MİLLETTEN KORKUYORLAR

İktidar partisinin tek başına da teklifini sunabileceğine dikkati çeken Erdoğan, “Zaten neredeyse teklif hazır durumda. 330’u yakalanırsa zaten mesele yok, millete gidilir.  ‘Egemenlik kayıtsız şartsız milletindir.’  Bunlar Atatürkçüyüz demiyorlar mı? Atatürkçüyseniz millete gidelim. Kayıtsız şartsız millete soralım. Bunlar milletten dahi korkuyorlar. Sıkıntı burada.
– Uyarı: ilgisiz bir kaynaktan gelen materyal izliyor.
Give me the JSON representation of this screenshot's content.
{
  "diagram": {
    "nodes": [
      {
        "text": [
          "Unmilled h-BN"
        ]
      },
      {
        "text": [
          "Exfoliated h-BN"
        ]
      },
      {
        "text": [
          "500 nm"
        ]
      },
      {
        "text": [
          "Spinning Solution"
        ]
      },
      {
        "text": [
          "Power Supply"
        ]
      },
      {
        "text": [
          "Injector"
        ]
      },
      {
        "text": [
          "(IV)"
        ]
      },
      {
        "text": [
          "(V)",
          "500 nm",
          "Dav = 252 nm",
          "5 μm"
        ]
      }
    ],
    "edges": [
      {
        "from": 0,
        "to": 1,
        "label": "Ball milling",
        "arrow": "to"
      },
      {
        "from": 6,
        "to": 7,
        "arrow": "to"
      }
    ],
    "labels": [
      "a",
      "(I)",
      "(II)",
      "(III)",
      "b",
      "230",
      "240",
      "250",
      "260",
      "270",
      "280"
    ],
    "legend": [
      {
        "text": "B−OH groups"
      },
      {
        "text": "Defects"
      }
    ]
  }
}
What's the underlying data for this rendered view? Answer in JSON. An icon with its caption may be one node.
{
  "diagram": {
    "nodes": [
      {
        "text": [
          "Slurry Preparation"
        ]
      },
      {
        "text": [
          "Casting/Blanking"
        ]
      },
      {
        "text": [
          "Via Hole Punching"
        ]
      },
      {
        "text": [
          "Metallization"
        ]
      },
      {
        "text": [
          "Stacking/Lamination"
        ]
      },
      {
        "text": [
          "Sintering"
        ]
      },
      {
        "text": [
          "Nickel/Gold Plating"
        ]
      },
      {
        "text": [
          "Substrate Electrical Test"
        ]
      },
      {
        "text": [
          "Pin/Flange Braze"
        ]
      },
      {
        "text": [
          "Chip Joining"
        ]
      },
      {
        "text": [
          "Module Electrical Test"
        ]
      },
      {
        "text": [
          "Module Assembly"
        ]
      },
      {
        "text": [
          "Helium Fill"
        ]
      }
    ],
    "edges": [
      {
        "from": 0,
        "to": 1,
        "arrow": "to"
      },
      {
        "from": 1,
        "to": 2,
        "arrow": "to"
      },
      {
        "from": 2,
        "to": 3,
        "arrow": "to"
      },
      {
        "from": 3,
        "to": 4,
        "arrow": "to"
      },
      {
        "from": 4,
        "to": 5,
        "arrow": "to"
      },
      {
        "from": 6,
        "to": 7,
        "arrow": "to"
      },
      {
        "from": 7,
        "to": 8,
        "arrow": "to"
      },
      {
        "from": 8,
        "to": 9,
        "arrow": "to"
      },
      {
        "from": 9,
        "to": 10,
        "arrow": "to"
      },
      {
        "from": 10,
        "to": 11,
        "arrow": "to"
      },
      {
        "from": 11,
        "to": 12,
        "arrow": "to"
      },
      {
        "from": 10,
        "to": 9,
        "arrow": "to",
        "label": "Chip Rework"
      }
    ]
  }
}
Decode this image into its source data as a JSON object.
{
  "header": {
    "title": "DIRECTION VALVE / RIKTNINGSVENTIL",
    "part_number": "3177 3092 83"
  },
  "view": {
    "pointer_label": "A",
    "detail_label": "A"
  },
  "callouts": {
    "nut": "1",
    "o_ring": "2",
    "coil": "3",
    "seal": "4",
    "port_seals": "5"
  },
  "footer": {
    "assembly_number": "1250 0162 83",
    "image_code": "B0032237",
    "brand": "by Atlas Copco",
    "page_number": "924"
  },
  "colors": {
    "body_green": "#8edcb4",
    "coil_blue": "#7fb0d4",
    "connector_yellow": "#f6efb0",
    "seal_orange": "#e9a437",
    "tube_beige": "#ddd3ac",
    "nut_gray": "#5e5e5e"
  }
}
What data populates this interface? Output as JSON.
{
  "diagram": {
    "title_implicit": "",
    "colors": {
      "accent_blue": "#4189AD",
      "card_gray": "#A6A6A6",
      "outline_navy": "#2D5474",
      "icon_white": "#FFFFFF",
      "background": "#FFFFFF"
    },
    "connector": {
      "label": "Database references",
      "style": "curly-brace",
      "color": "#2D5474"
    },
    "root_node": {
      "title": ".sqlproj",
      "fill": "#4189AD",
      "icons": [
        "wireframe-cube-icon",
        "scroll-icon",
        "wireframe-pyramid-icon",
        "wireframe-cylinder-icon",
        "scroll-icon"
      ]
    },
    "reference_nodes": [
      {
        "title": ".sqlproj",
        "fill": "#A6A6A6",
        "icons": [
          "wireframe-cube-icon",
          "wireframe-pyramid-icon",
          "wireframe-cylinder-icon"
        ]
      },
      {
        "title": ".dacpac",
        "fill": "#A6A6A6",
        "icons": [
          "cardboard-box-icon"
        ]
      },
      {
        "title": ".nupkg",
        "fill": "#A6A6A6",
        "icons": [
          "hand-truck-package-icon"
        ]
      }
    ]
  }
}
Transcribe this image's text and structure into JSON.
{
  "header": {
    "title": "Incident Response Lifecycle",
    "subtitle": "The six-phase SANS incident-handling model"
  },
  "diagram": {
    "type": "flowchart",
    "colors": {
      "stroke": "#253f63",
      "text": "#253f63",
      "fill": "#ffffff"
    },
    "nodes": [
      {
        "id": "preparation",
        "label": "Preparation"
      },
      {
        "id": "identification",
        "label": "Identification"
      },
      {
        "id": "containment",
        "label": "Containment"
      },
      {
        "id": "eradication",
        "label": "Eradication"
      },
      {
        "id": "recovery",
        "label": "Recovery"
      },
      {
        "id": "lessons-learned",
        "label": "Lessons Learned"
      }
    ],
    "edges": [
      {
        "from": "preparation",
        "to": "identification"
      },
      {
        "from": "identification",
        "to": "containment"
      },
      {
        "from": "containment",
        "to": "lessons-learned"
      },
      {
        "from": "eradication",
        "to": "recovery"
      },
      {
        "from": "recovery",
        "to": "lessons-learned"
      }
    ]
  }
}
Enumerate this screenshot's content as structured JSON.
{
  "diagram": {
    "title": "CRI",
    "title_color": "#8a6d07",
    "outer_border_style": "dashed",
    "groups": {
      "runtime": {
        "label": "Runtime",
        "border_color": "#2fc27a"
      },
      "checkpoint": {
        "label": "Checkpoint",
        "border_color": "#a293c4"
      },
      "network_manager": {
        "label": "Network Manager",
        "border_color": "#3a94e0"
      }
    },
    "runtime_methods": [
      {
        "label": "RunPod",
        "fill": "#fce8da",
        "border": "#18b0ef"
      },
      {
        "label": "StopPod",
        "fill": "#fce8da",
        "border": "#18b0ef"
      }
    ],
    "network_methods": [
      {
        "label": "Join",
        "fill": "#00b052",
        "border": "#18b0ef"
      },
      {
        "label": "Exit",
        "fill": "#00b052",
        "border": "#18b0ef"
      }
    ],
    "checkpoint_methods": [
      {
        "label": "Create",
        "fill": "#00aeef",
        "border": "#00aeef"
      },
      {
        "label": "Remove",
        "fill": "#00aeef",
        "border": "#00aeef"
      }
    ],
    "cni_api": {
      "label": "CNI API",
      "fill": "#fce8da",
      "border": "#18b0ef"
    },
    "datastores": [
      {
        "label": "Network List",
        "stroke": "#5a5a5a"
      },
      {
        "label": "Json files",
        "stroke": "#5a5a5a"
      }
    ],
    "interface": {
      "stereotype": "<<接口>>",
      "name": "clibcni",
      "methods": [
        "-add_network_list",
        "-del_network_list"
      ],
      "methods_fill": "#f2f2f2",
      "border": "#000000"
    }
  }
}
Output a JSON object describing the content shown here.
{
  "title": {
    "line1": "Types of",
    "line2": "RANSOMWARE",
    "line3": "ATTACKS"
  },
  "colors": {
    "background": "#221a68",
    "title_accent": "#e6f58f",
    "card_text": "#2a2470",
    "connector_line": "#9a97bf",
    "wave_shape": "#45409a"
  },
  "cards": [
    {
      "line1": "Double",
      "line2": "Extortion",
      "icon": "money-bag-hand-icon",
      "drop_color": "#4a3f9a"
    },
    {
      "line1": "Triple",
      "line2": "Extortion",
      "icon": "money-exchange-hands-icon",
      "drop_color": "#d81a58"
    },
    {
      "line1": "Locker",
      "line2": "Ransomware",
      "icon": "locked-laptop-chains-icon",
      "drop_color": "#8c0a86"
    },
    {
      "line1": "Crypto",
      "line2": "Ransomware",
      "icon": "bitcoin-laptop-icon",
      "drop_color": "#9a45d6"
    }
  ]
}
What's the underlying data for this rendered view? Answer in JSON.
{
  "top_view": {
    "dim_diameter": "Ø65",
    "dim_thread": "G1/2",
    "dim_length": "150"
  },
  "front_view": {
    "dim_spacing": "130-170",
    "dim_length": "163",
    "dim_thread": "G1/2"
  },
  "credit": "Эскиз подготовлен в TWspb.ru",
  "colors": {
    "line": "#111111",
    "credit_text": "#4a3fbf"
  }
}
Onun için bunlar kolay kolay millete gidemezler” diye konuştu.

MİLLİ İRADE HAKİM OLACAK

- Başbakan Ahmet Davutoğlu, sosyal paylaşım sitesi Twitter’daki hesabından yaptığı açıklamada, 28 Şubat süreciyle ilgili değerlendirmede bulundu. “28 Şubat’ta, milletin kendisi tehdit ilan edilmiş, imam hatiplerde yetişmiş gençlere üniversite kapıları kapatılmaya çalışılmıştı” ifadesini kullanan Davutoğlu, şunları kaydetti: “Milleti yok sayanların ve ‘28 Şubat bin yıl sürecek’ diyenlerin hedeflerini aziz milletimiz AK Parti ile boşa çıkardı. Yeni Türkiye, bugün hamdolsun ki, başörtülülerin baskı altında olduğu, fikir söylemenin imkansız görüldüğü o dönemleri geride bıraktı. 28 Şubat döneminde, okuduğu bir şiir için hapse atılan Sayın Recep Tayyip Erdoğan bugün Cumhurbaşkanlığı makamında. Yeni Türkiye, vesayetin, cuntaların, paralel yapıların olmadığı, özgürlüklerin, milli iradenin hakimiyetinde bir Türkiye olacak.”